На корабле, на котором я плыл, была медсестра, ехавшая в качестве сестры-распорядительницы в одну из больниц Мельбурна. Молодая женщина, но с совершенно седыми волосами, она обычно спускалась в третий класс, в котором я плыл, и старалась быть полезной его пассажирам. Я стал чем-то вроде добровольного помощника доктора, который признал во мне бывшего джентльмена – а среди пассажиров третьего класса редко встретишь джентльмена, уверяю вас, – и помог мне устроиться с чуть большим комфортом. Помогая ему, я и познакомился с медсестрой, и мы с ней стали добрыми друзьями. Она очень мне сочувствовала и хорошо понимала, что я страдаю из-за чего-то. Поддавшись естественному стремлению всех женщин помочь – благослови их Господь! – она вскоре выведала мою тайну. Однажды ночью – никогда ее не забуду, ту тяжелую, душную ночь с луной в золотом ореоле над тихим морем – мы засиделись допоздна, прямо над винтом, который шумел под нами, но это беспокоило нас не больше, чем тиканье часов. Таинственность места и жажда сочувствия, которая часто бередила мне сердце, одержали надо мной верх, и я открыл моей подруге душу, чего не делал ни до, ни после этого. Когда я замолчал, то увидел, что ее большие глаза сияют, а по щекам слезы катятся. Она повернулась ко мне, взяла мою руку двумя своими ладонями и сказала: «О, почему вы ей не рассказали обо всем? Она бы простила всё-всё и любила бы вас за это еще больше всю вашу жизнь. Именно скрытность причиняет боль! Благородные натуры острее всех это чувствуют. Я знаю, знаю это слишком хорошо, мне говорит об этом горечь моего разбитого сердца».
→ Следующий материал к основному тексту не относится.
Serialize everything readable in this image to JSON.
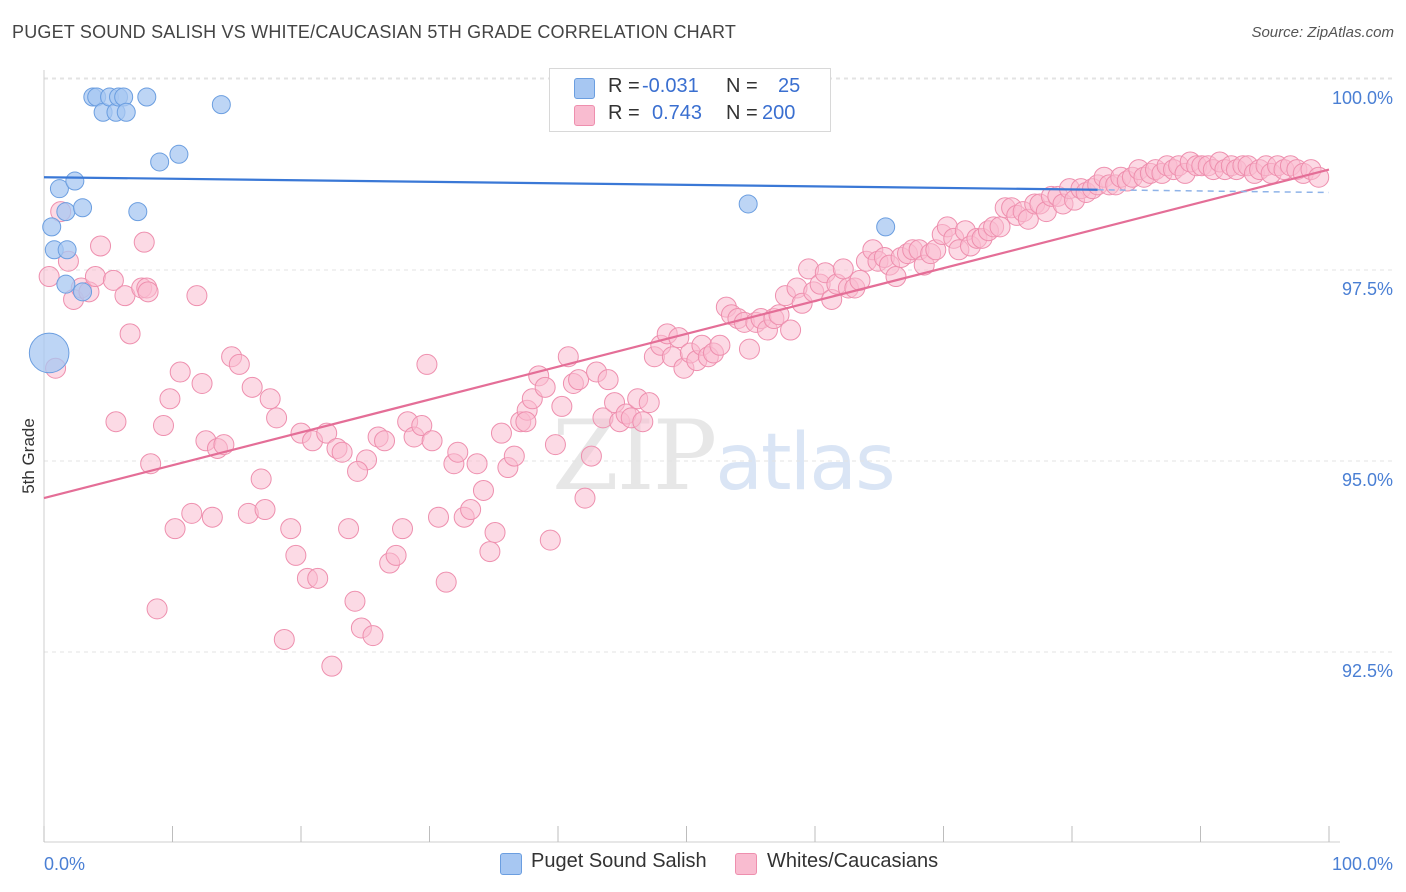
{
  "title": "PUGET SOUND SALISH VS WHITE/CAUCASIAN 5TH GRADE CORRELATION CHART",
  "source": "Source: ZipAtlas.com",
  "watermark": {
    "zip": "ZIP",
    "atlas": "atlas"
  },
  "legend": {
    "r_label": "R =",
    "n_label": "N =",
    "rows": [
      {
        "name": "Puget Sound Salish",
        "r": "-0.031",
        "n": "25",
        "color": "#a7c7f2",
        "stroke": "#6b9ee0"
      },
      {
        "name": "Whites/Caucasians",
        "r": "0.743",
        "n": "200",
        "color": "#f9bcd0",
        "stroke": "#ee8fae"
      }
    ]
  },
  "chart_data": {
    "type": "scatter",
    "title": "PUGET SOUND SALISH VS WHITE/CAUCASIAN 5TH GRADE CORRELATION CHART",
    "xlabel": "",
    "ylabel": "5th Grade",
    "xlim": [
      0,
      100
    ],
    "ylim": [
      90.2,
      100.5
    ],
    "x_ticks": [
      "0.0%",
      "100.0%"
    ],
    "y_ticks": [
      {
        "value": 100.0,
        "label": "100.0%"
      },
      {
        "value": 97.5,
        "label": "97.5%"
      },
      {
        "value": 95.0,
        "label": "95.0%"
      },
      {
        "value": 92.5,
        "label": "92.5%"
      }
    ],
    "series": [
      {
        "name": "Puget Sound Salish",
        "color": "#a7c7f2",
        "stroke": "#6b9ee0",
        "trend": {
          "x0": 0,
          "y0": 98.95,
          "x1": 100,
          "y1": 98.75,
          "solid_until": 82
        },
        "points": [
          [
            0.4,
            96.65,
            2.2
          ],
          [
            0.6,
            98.3,
            1
          ],
          [
            0.8,
            98.0,
            1
          ],
          [
            1.2,
            98.8,
            1
          ],
          [
            1.7,
            97.55,
            1
          ],
          [
            1.7,
            98.5,
            1
          ],
          [
            1.8,
            98.0,
            1
          ],
          [
            2.4,
            98.9,
            1
          ],
          [
            3.0,
            97.45,
            1
          ],
          [
            3.0,
            98.55,
            1
          ],
          [
            3.8,
            100.0,
            1
          ],
          [
            4.1,
            100.0,
            1
          ],
          [
            4.6,
            99.8,
            1
          ],
          [
            5.1,
            100.0,
            1
          ],
          [
            5.6,
            99.8,
            1
          ],
          [
            5.8,
            100.0,
            1
          ],
          [
            6.2,
            100.0,
            1
          ],
          [
            6.4,
            99.8,
            1
          ],
          [
            7.3,
            98.5,
            1
          ],
          [
            8.0,
            100.0,
            1
          ],
          [
            9.0,
            99.15,
            1
          ],
          [
            10.5,
            99.25,
            1
          ],
          [
            13.8,
            99.9,
            1
          ],
          [
            54.8,
            98.6,
            1
          ],
          [
            65.5,
            98.3,
            1
          ]
        ]
      },
      {
        "name": "Whites/Caucasians",
        "color": "#f9bcd0",
        "stroke": "#ee8fae",
        "trend": {
          "x0": 0,
          "y0": 94.75,
          "x1": 100,
          "y1": 99.05
        },
        "points": [
          [
            0.4,
            97.65
          ],
          [
            0.9,
            96.45
          ],
          [
            1.3,
            98.5
          ],
          [
            1.9,
            97.85
          ],
          [
            2.3,
            97.35
          ],
          [
            2.9,
            97.5
          ],
          [
            3.5,
            97.45
          ],
          [
            4.0,
            97.65
          ],
          [
            4.4,
            98.05
          ],
          [
            5.4,
            97.6
          ],
          [
            5.6,
            95.75
          ],
          [
            6.3,
            97.4
          ],
          [
            6.7,
            96.9
          ],
          [
            7.6,
            97.5
          ],
          [
            7.8,
            98.1
          ],
          [
            8.0,
            97.5
          ],
          [
            8.3,
            95.2
          ],
          [
            8.8,
            93.3
          ],
          [
            9.3,
            95.7
          ],
          [
            9.8,
            96.05
          ],
          [
            10.2,
            94.35
          ],
          [
            10.6,
            96.4
          ],
          [
            11.5,
            94.55
          ],
          [
            11.9,
            97.4
          ],
          [
            12.3,
            96.25
          ],
          [
            12.6,
            95.5
          ],
          [
            13.1,
            94.5
          ],
          [
            13.5,
            95.4
          ],
          [
            14.0,
            95.45
          ],
          [
            14.6,
            96.6
          ],
          [
            15.2,
            96.5
          ],
          [
            15.9,
            94.55
          ],
          [
            16.2,
            96.2
          ],
          [
            16.9,
            95.0
          ],
          [
            17.2,
            94.6
          ],
          [
            17.6,
            96.05
          ],
          [
            18.1,
            95.8
          ],
          [
            18.7,
            92.9
          ],
          [
            19.2,
            94.35
          ],
          [
            19.6,
            94.0
          ],
          [
            20.0,
            95.6
          ],
          [
            20.5,
            93.7
          ],
          [
            20.9,
            95.5
          ],
          [
            21.3,
            93.7
          ],
          [
            22.0,
            95.6
          ],
          [
            22.4,
            92.55
          ],
          [
            22.8,
            95.4
          ],
          [
            23.2,
            95.35
          ],
          [
            23.7,
            94.35
          ],
          [
            24.2,
            93.4
          ],
          [
            24.7,
            93.05
          ],
          [
            25.1,
            95.25
          ],
          [
            25.6,
            92.95
          ],
          [
            26.0,
            95.55
          ],
          [
            26.5,
            95.5
          ],
          [
            26.9,
            93.9
          ],
          [
            27.4,
            94.0
          ],
          [
            27.9,
            94.35
          ],
          [
            28.3,
            95.75
          ],
          [
            28.8,
            95.55
          ],
          [
            29.4,
            95.7
          ],
          [
            29.8,
            96.5
          ],
          [
            30.2,
            95.5
          ],
          [
            30.7,
            94.5
          ],
          [
            31.3,
            93.65
          ],
          [
            31.9,
            95.2
          ],
          [
            32.2,
            95.35
          ],
          [
            32.7,
            94.5
          ],
          [
            33.2,
            94.6
          ],
          [
            33.7,
            95.2
          ],
          [
            34.2,
            94.85
          ],
          [
            34.7,
            94.05
          ],
          [
            35.1,
            94.3
          ],
          [
            35.6,
            95.6
          ],
          [
            36.1,
            95.15
          ],
          [
            36.6,
            95.3
          ],
          [
            37.1,
            95.75
          ],
          [
            37.6,
            95.9
          ],
          [
            38.0,
            96.05
          ],
          [
            38.5,
            96.35
          ],
          [
            39.0,
            96.2
          ],
          [
            39.4,
            94.2
          ],
          [
            39.8,
            95.45
          ],
          [
            40.3,
            95.95
          ],
          [
            40.8,
            96.6
          ],
          [
            41.2,
            96.25
          ],
          [
            41.6,
            96.3
          ],
          [
            42.1,
            94.75
          ],
          [
            42.6,
            95.3
          ],
          [
            43.0,
            96.4
          ],
          [
            43.5,
            95.8
          ],
          [
            43.9,
            96.3
          ],
          [
            44.4,
            96.0
          ],
          [
            44.8,
            95.75
          ],
          [
            45.3,
            95.85
          ],
          [
            45.7,
            95.8
          ],
          [
            46.2,
            96.05
          ],
          [
            46.6,
            95.75
          ],
          [
            47.1,
            96.0
          ],
          [
            47.5,
            96.6
          ],
          [
            48.0,
            96.75
          ],
          [
            48.5,
            96.9
          ],
          [
            48.9,
            96.6
          ],
          [
            49.4,
            96.85
          ],
          [
            49.8,
            96.45
          ],
          [
            50.3,
            96.65
          ],
          [
            50.8,
            96.55
          ],
          [
            51.2,
            96.75
          ],
          [
            51.7,
            96.6
          ],
          [
            52.1,
            96.65
          ],
          [
            52.6,
            96.75
          ],
          [
            53.1,
            97.25
          ],
          [
            53.5,
            97.15
          ],
          [
            54.0,
            97.1
          ],
          [
            54.5,
            97.05
          ],
          [
            54.9,
            96.7
          ],
          [
            55.4,
            97.05
          ],
          [
            55.8,
            97.1
          ],
          [
            56.3,
            96.95
          ],
          [
            56.8,
            97.1
          ],
          [
            57.2,
            97.15
          ],
          [
            57.7,
            97.4
          ],
          [
            58.1,
            96.95
          ],
          [
            58.6,
            97.5
          ],
          [
            59.0,
            97.3
          ],
          [
            59.5,
            97.75
          ],
          [
            59.9,
            97.45
          ],
          [
            60.4,
            97.55
          ],
          [
            60.8,
            97.7
          ],
          [
            61.3,
            97.35
          ],
          [
            61.7,
            97.55
          ],
          [
            62.2,
            97.75
          ],
          [
            62.6,
            97.5
          ],
          [
            63.1,
            97.5
          ],
          [
            63.5,
            97.6
          ],
          [
            64.0,
            97.85
          ],
          [
            64.5,
            98.0
          ],
          [
            64.9,
            97.85
          ],
          [
            65.4,
            97.9
          ],
          [
            65.8,
            97.8
          ],
          [
            66.3,
            97.65
          ],
          [
            66.7,
            97.9
          ],
          [
            67.2,
            97.95
          ],
          [
            67.6,
            98.0
          ],
          [
            68.1,
            98.0
          ],
          [
            68.5,
            97.8
          ],
          [
            69.0,
            97.95
          ],
          [
            69.4,
            98.0
          ],
          [
            69.9,
            98.2
          ],
          [
            70.3,
            98.3
          ],
          [
            70.8,
            98.15
          ],
          [
            71.2,
            98.0
          ],
          [
            71.7,
            98.25
          ],
          [
            72.1,
            98.05
          ],
          [
            72.6,
            98.15
          ],
          [
            73.0,
            98.15
          ],
          [
            73.5,
            98.25
          ],
          [
            73.9,
            98.3
          ],
          [
            74.4,
            98.3
          ],
          [
            74.8,
            98.55
          ],
          [
            75.3,
            98.55
          ],
          [
            75.7,
            98.45
          ],
          [
            76.2,
            98.5
          ],
          [
            76.6,
            98.4
          ],
          [
            77.1,
            98.6
          ],
          [
            77.5,
            98.6
          ],
          [
            78.0,
            98.5
          ],
          [
            78.4,
            98.7
          ],
          [
            78.9,
            98.7
          ],
          [
            79.3,
            98.6
          ],
          [
            79.8,
            98.8
          ],
          [
            80.2,
            98.65
          ],
          [
            80.7,
            98.8
          ],
          [
            81.1,
            98.75
          ],
          [
            81.6,
            98.8
          ],
          [
            82.0,
            98.85
          ],
          [
            82.5,
            98.95
          ],
          [
            82.9,
            98.85
          ],
          [
            83.4,
            98.85
          ],
          [
            83.8,
            98.95
          ],
          [
            84.3,
            98.9
          ],
          [
            84.7,
            98.95
          ],
          [
            85.2,
            99.05
          ],
          [
            85.6,
            98.95
          ],
          [
            86.1,
            99.0
          ],
          [
            86.5,
            99.05
          ],
          [
            87.0,
            99.0
          ],
          [
            87.4,
            99.1
          ],
          [
            87.9,
            99.05
          ],
          [
            88.3,
            99.1
          ],
          [
            88.8,
            99.0
          ],
          [
            89.2,
            99.15
          ],
          [
            89.7,
            99.1
          ],
          [
            90.1,
            99.1
          ],
          [
            90.6,
            99.1
          ],
          [
            91.0,
            99.05
          ],
          [
            91.5,
            99.15
          ],
          [
            91.9,
            99.05
          ],
          [
            92.4,
            99.1
          ],
          [
            92.8,
            99.05
          ],
          [
            93.3,
            99.1
          ],
          [
            93.7,
            99.1
          ],
          [
            94.2,
            99.0
          ],
          [
            94.6,
            99.05
          ],
          [
            95.1,
            99.1
          ],
          [
            95.5,
            99.0
          ],
          [
            96.0,
            99.1
          ],
          [
            96.5,
            99.05
          ],
          [
            97.0,
            99.1
          ],
          [
            97.5,
            99.05
          ],
          [
            98.0,
            99.0
          ],
          [
            98.6,
            99.05
          ],
          [
            99.2,
            98.95
          ],
          [
            37.5,
            95.75
          ],
          [
            8.1,
            97.45
          ],
          [
            24.4,
            95.1
          ]
        ]
      }
    ]
  }
}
Я видел в этой женщине печаль, гораздо более сильную, чем моя, и старался утешить ее. Мне казалось, что ей, как и мне самому, принесет облегчение рассказ о своей беде, и я уговорил ее мне довериться. Она мне рассказала, что в молодости убежала с мужчиной, которого, как ей казалось, она любила; они жили в гражданском браке, но через некоторое время она узнала, что у него есть жена. Она хотела сразу же бросить его, но любовник терроризировал ее, угрожая убить, если она попытается уйти от него. Поэтому ей пришлось оставаться с этим человеком до тех пор, пока с ним не произошел несчастный случай и она не освободилась. Потом ее ребенок родился мертвым, и она осталась совсем одна.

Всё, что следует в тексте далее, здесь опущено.